For a few years now, I’ve been living a semi-nomadic life, making my home in Wisconsin, in Scotland, in Colorado–wherever life and work has taken me.
But 2012 was a year of stability. I didn’t travel much. I didn’t divide my time between two homes. I stayed in Colorado long enough to raise a puppy, plant some perennials, join a writing group, make some friends. The mountains feel like home now.
With so much stability (and a beautiful Golden Retriever at my feet), I actually had time to read a few books in 2012. What kinds of books? Well, lots of beta-reading for my fellow writers, including a comedic zombie romp, a time-travel thriller, a mermaid romance, a magic-realist historical, an ecological dystopia, and the adventures of a magical assassin. All great fun. When you work with talented writers, you get to read good stories long before they’re published.
On the published side of things, 2012 was a good year to read YA (young adult) and fantasy.
Author Holly Black finally published Black Heart, the long-awaited final book in her Curse Workers trilogy. I cannot say enough about Black’s genius for character, plotting, and emotion, so I’m not even going to try. She writes beautifully, at the very highest level, and her characters live in my heart.
Also working at the highest level is Kelly Link, whose YA collection Pretty Monsters is pretty much astounding. Pretty Monsters isn’t new in 2012, but I reread the collection this spring and loved it all over again. If you get a chance, read the werewolf-themed novella at the very end.
At Christmas I got a copy of Holly Black and Ellen Kushner’s fantasy anthology Welcome to Bordertown, Bordertown being a ruined urban landscape occupied by fairies and dreamers, hard to find unless you’re a runaway teenager. Outstanding story in that collection: Cat Valente’s “A Voice Like a Hole.”
And then there’s Caitlin Kittredge, whose deliciously Lovecraftian Iron Codex sequel The Nightmare Garden came out in the spring. When I say that this is a novel with a plot like a runaway train, I mean it as a compliment.

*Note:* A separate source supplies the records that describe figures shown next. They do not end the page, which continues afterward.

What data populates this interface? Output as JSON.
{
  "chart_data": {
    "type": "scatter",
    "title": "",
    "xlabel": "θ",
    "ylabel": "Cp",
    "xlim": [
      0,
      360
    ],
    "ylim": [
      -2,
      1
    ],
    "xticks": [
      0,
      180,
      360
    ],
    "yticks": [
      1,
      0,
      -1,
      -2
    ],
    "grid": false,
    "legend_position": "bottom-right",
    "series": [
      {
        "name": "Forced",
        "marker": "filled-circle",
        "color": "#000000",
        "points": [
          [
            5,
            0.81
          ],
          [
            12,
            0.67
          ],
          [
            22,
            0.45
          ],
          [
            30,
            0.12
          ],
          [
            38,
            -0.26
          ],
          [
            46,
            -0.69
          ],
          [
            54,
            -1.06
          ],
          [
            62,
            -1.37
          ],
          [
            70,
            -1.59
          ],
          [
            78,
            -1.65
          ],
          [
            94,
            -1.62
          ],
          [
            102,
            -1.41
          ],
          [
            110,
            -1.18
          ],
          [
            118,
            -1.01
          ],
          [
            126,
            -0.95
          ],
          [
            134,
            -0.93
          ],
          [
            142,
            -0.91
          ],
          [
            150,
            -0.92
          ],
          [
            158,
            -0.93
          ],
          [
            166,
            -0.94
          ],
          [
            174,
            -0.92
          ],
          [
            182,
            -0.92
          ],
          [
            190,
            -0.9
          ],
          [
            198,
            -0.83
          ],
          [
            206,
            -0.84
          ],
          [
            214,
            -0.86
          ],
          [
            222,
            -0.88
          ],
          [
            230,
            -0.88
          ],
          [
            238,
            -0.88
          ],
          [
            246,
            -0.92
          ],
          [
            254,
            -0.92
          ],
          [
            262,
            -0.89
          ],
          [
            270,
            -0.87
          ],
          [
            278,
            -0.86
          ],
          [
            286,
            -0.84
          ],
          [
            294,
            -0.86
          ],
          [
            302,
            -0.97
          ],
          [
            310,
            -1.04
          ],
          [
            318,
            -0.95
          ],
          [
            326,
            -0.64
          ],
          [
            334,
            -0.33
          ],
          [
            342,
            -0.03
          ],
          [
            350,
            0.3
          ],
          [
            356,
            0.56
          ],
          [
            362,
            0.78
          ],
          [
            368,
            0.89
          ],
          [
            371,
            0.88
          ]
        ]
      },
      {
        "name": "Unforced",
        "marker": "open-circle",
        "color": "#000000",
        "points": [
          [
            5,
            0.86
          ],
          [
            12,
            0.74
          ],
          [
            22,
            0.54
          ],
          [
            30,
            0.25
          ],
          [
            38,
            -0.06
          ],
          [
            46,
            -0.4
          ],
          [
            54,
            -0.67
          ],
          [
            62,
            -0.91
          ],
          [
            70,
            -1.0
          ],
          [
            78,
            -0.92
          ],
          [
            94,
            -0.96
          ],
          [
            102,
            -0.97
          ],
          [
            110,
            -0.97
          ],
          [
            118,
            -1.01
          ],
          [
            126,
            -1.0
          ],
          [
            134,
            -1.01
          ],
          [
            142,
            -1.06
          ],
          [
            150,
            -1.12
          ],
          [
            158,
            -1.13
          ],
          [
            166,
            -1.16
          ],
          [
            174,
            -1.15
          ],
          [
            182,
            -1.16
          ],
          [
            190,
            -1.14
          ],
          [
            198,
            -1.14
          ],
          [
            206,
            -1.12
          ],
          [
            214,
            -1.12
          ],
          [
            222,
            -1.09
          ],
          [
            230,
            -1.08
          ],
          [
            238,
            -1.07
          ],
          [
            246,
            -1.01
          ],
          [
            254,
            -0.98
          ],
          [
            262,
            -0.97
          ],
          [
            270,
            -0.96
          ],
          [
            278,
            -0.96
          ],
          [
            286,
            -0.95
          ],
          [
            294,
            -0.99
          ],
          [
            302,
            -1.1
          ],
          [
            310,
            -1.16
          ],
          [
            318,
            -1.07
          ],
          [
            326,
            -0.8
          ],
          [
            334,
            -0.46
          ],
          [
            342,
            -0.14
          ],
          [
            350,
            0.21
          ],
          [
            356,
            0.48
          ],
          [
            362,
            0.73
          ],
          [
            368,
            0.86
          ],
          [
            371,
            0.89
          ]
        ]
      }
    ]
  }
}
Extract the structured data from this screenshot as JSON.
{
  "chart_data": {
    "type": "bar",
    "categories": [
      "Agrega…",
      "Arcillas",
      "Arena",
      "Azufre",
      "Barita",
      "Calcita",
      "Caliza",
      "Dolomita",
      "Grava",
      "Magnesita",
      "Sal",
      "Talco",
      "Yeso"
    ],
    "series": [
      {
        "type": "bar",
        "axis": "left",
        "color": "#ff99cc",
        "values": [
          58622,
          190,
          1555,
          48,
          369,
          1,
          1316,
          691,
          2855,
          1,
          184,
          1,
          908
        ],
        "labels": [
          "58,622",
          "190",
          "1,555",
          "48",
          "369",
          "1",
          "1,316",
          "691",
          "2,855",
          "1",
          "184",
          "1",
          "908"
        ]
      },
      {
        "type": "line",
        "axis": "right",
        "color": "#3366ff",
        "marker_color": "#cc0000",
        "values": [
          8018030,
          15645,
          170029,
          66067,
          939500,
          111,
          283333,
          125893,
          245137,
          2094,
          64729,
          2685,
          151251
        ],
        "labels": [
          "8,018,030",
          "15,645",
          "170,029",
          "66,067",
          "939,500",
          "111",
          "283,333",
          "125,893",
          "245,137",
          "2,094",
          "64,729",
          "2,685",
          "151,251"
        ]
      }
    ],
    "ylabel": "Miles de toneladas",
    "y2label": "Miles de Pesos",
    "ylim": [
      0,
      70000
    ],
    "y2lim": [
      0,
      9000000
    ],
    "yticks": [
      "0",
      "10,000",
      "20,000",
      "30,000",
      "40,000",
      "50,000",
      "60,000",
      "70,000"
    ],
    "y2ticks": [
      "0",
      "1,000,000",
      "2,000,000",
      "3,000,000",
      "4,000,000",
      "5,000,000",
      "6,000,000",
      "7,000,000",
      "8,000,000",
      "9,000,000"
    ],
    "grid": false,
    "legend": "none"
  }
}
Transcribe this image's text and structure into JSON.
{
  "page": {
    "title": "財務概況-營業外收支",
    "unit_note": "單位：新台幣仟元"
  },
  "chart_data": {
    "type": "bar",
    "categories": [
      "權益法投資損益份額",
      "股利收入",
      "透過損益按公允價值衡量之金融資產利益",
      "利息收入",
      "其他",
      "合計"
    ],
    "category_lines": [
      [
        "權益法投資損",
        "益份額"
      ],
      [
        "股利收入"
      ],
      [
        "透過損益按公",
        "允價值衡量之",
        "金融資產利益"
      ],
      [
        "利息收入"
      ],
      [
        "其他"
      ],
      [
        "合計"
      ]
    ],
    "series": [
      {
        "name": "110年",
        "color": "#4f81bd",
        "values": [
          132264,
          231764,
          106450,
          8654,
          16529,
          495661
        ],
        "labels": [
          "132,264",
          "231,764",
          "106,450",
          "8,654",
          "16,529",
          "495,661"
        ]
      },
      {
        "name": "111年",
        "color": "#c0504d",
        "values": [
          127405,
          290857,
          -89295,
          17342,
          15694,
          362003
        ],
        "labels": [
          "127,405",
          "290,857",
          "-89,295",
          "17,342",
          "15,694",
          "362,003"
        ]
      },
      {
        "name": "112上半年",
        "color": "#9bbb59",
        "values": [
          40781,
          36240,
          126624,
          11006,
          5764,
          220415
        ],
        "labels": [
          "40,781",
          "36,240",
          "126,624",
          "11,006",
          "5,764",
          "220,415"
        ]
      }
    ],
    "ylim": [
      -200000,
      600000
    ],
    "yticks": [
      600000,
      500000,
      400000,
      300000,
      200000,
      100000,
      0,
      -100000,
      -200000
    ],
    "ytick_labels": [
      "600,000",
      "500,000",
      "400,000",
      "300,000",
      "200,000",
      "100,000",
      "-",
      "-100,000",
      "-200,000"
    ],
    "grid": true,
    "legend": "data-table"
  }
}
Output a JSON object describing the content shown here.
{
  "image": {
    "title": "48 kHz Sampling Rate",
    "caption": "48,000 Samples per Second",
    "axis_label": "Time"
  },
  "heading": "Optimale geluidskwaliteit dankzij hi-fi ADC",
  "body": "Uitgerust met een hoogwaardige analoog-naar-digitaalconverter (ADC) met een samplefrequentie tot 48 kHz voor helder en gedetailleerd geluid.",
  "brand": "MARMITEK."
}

I’m not usually a fan of strong romance plots or YA paranormal, but I really enjoyed Robin LaFever’s Grave Mercy and Cassandra Clare’s Clockwork Prince. Clockwork Prince has teen angst and romantic torment spilling out all over the place. I realize that opinions are divided about Cassandra Clare’s work, but no one should doubt her skill as a storyteller. Once I start reading one of her novels, I absolutely cannot put it down.
Speaking of YA books you can’t put down: LaFever’s Grave Mercy. The protagonist is a feisty assassin nun, struggling with Big Questions while getting into Big Trouble. If I didn’t love Grave Mercy as much as I could have, it’s probably because I’ve been beta-reading Kelly McCullough’s awesome Fallen Blade series, in which a former temple assassin struggles with Big Questions while getting into Big Trouble.
The most recent of Kelly McCullough’s books is Crossed Blades, in which the assassin’s past shows up in the perilous form of his ex-fiancée–also a former assassin. Crossed Blades is my favorite in McCullough’s Fallen Blade series so far.
Eager to expand my horizons, I dabbled a little on the dark side in 2012 and picked up some YA horror. I read Paulo Bacigalupi’s The Drowned Cities, which is like Hunger Games meets Apocalypse Now. This dystopian novel deserves all sorts of praise, but I found the book too unsettling to love. Every time I turned a page, someone was having a limb amputated. Or dying.
My friend Mike recommended Rick Yancey’s equally dark novel The Monstrumologist. What a great, brilliant, horrifying story! The voice is assured and compelling–a perfect balance of modern and archaic. The plot is like a house on fire. The only problem [for me] is the gore, as headless monsters go berserk killing humans in 19th century New England.